銀の精霊・森の狂王・時々、邪神

「それにあたしは知っている。あなたが、不可能に挑んだ男だという事実を」

 そしてそれは、人間だけじゃない。

 誰もが諦めていた状況から、たったひとりで立ち上がったジン。

 神の立場でありながら、人間の世界に飛び込んだモネグロス。

 いる。いるんだ。

 現状を引っくり返してやれ!って考えてるのは、あたしひとりじゃない。

 それは道行く先の希望と言えない?

 今はバラバラで勝手な方向を向いているけれど、何もしないで諦めたくない気持ちを、ひとつ方向へ導けたら……。

 世界は、変わるかもしれない。

「不可能かもしれないわ。

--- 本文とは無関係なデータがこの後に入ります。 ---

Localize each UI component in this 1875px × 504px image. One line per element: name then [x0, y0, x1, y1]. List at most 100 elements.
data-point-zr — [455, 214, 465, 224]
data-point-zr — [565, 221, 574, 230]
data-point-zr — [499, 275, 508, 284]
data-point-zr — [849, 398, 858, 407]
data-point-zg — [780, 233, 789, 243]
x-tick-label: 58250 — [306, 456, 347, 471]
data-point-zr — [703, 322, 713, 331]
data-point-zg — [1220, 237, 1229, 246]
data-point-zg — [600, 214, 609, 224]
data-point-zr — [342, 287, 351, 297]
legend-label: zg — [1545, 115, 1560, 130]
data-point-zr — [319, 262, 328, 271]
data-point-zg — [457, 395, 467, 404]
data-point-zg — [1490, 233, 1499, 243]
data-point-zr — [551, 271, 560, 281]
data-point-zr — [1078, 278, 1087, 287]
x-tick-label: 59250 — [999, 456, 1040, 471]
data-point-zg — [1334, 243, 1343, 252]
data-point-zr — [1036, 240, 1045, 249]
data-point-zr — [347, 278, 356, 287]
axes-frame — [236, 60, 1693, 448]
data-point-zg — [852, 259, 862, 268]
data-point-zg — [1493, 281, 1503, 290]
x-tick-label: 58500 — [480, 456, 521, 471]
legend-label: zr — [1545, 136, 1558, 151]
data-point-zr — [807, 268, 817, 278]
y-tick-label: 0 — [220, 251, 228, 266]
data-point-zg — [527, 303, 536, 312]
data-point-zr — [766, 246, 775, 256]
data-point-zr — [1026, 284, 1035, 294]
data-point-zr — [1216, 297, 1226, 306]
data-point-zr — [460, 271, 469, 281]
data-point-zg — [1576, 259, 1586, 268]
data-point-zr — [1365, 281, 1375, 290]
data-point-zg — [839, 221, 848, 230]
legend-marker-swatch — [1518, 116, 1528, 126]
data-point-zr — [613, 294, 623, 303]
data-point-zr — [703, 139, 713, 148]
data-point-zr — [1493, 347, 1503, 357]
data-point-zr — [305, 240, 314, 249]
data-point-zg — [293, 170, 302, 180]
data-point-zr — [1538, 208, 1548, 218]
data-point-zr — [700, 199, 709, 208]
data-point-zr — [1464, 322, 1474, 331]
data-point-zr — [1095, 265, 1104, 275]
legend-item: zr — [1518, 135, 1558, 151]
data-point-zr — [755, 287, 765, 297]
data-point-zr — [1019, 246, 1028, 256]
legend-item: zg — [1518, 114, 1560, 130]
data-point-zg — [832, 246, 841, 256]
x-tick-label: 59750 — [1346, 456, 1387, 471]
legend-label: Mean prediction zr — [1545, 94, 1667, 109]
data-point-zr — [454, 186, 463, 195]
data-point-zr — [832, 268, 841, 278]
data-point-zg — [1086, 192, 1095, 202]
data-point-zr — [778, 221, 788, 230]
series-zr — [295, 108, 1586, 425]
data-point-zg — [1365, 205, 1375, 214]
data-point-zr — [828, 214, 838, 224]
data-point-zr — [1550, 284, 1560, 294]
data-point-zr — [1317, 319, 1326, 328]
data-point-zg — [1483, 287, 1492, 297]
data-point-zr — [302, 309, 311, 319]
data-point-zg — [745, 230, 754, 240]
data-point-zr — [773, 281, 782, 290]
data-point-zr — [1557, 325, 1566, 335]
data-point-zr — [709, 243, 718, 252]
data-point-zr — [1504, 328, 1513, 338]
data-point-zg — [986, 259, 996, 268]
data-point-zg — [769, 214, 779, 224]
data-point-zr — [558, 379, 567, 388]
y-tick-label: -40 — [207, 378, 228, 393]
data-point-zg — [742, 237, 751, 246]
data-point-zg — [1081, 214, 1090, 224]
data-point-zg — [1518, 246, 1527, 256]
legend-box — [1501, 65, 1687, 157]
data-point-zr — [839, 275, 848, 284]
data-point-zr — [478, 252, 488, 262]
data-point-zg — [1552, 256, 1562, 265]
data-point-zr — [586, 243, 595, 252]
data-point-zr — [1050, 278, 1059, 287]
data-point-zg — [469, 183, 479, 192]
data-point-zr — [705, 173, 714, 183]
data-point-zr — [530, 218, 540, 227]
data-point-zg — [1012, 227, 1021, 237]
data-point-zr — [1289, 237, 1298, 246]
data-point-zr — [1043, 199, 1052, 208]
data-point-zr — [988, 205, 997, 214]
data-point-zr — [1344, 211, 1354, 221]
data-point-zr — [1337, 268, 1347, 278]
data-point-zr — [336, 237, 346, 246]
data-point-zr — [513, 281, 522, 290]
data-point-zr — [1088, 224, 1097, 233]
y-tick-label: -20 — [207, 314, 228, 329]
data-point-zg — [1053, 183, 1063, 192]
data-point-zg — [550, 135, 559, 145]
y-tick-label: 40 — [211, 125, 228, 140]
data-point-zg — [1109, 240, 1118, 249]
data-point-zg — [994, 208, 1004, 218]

でもそうじゃないかもしれないんだから、もうひと頑張りしてみない? 不可能を引っくり返してみない?」

あたしの髪を撫でているヴァニスの大きな手を、あたしはギュッと掴んで熱心に言い募った。

 前に進んでみましょう、ヴァニス。

 ひとりじゃないわ。ジンもモネグロスも一緒に進んでくれるはずよ。

 きっとそこに道はある。そして道行く先に希望の光が……。

「余の両肩には、歴代の王家の望みと、全国民の命運が懸かっている」

 あたしの言葉をヴァニスは遮った。

 夢中で話していたあたしの気付かぬうちに、ヴァニスの表情は一変している。

 ただの青年から、国王の表情に。